The future of programming interviews
October 2, 2004
Everyone else is talking about the Google Labs Aptitude Test, but I’m wondering something a lot more simple-minded: now that CS students typically learn high-level languages first (or only), where are programming interviews going?
A lot of the classic programming interview questions are actually sort of stupid in themselves, but supposedly test whether you have a reasonable CS background and/or have memorized one of the cram books available. Exhibit A is reversing a singly-linked list, a thing that very few people actually have to do in life but which still shows up in programming interviews (generally, in my experience, those given by people who haven’t actually programmed since the 1980’s).

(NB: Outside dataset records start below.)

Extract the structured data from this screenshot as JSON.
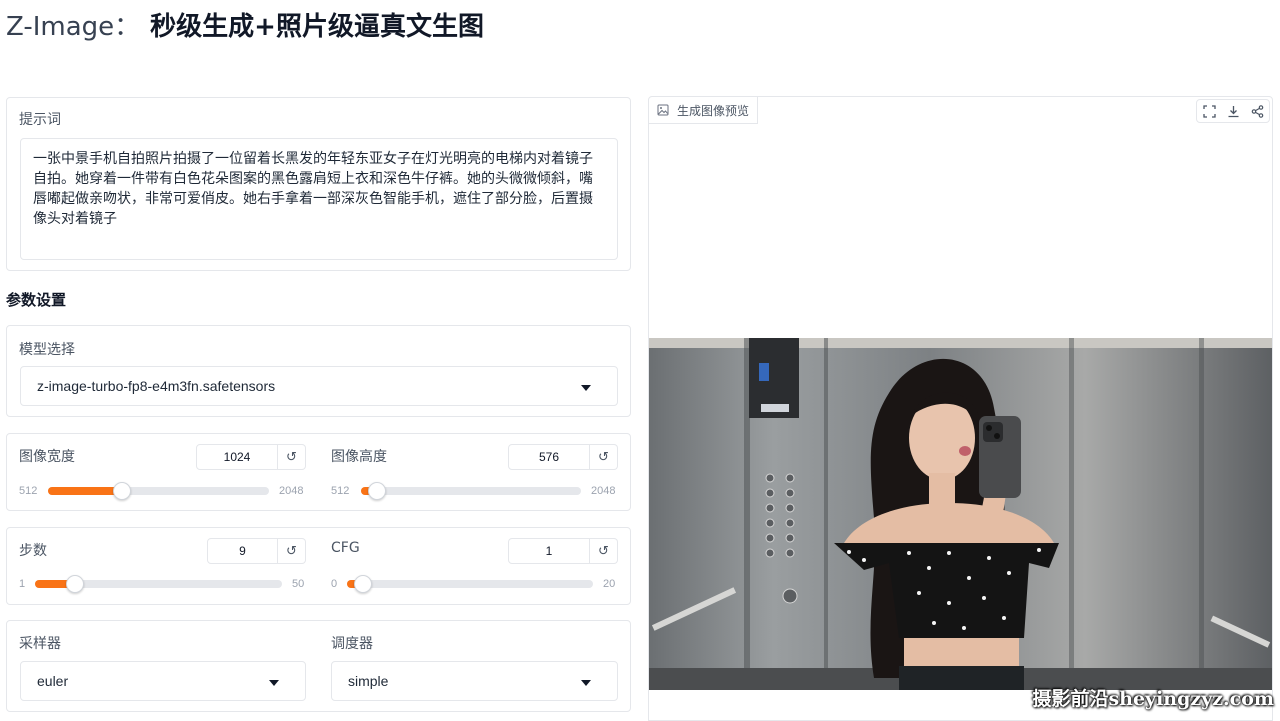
{
  "header": {
    "app_name": "Z-Image：",
    "subtitle": "秒级生成+照片级逼真文生图"
  },
  "prompt": {
    "label": "提示词",
    "value": "一张中景手机自拍照片拍摄了一位留着长黑发的年轻东亚女子在灯光明亮的电梯内对着镜子自拍。她穿着一件带有白色花朵图案的黑色露肩短上衣和深色牛仔裤。她的头微微倾斜，嘴唇嘟起做亲吻状，非常可爱俏皮。她右手拿着一部深灰色智能手机，遮住了部分脸，后置摄像头对着镜子"
  },
  "params": {
    "section_title": "参数设置",
    "model": {
      "label": "模型选择",
      "value": "z-image-turbo-fp8-e4m3fn.safetensors"
    },
    "width": {
      "label": "图像宽度",
      "value": "1024",
      "min": "512",
      "max": "2048",
      "num": 1024,
      "lo": 512,
      "hi": 2048
    },
    "height": {
      "label": "图像高度",
      "value": "576",
      "min": "512",
      "max": "2048",
      "num": 576,
      "lo": 512,
      "hi": 2048
    },
    "steps": {
      "label": "步数",
      "value": "9",
      "min": "1",
      "max": "50",
      "num": 9,
      "lo": 1,
      "hi": 50
    },
    "cfg": {
      "label": "CFG",
      "value": "1",
      "min": "0",
      "max": "20",
      "num": 1,
      "lo": 0,
      "hi": 20
    },
    "sampler": {
      "label": "采样器",
      "value": "euler"
    },
    "scheduler": {
      "label": "调度器",
      "value": "simple"
    },
    "reset_glyph": "↺"
  },
  "preview": {
    "tab_label": "生成图像预览"
  },
  "watermark": "摄影前沿sheyingzyz.com",
  "colors": {
    "accent": "#f97316",
    "border": "#e5e7eb"
  }
}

In C, there are some little subtleties in the implementation, like remembering to pass a pointer to the head pointer inside a function. But in Java, anyone who does not do it this way:
List mylist = new LinkedList();
is a moron. This is the Java way to accomplish the stated task. Any other way is artificial, wasteful, and distasteful. But what does it prove about a candidate?
Anyway, bad hiring managers could at least get away with stuff like this while C/C++ were still the standard in CS education. But now that Java and C# seem to have completed their takeover, and may even be giving way to Python and Ruby, it will be interesting to see whether the dinosaur managers have to rethink their interview tactics.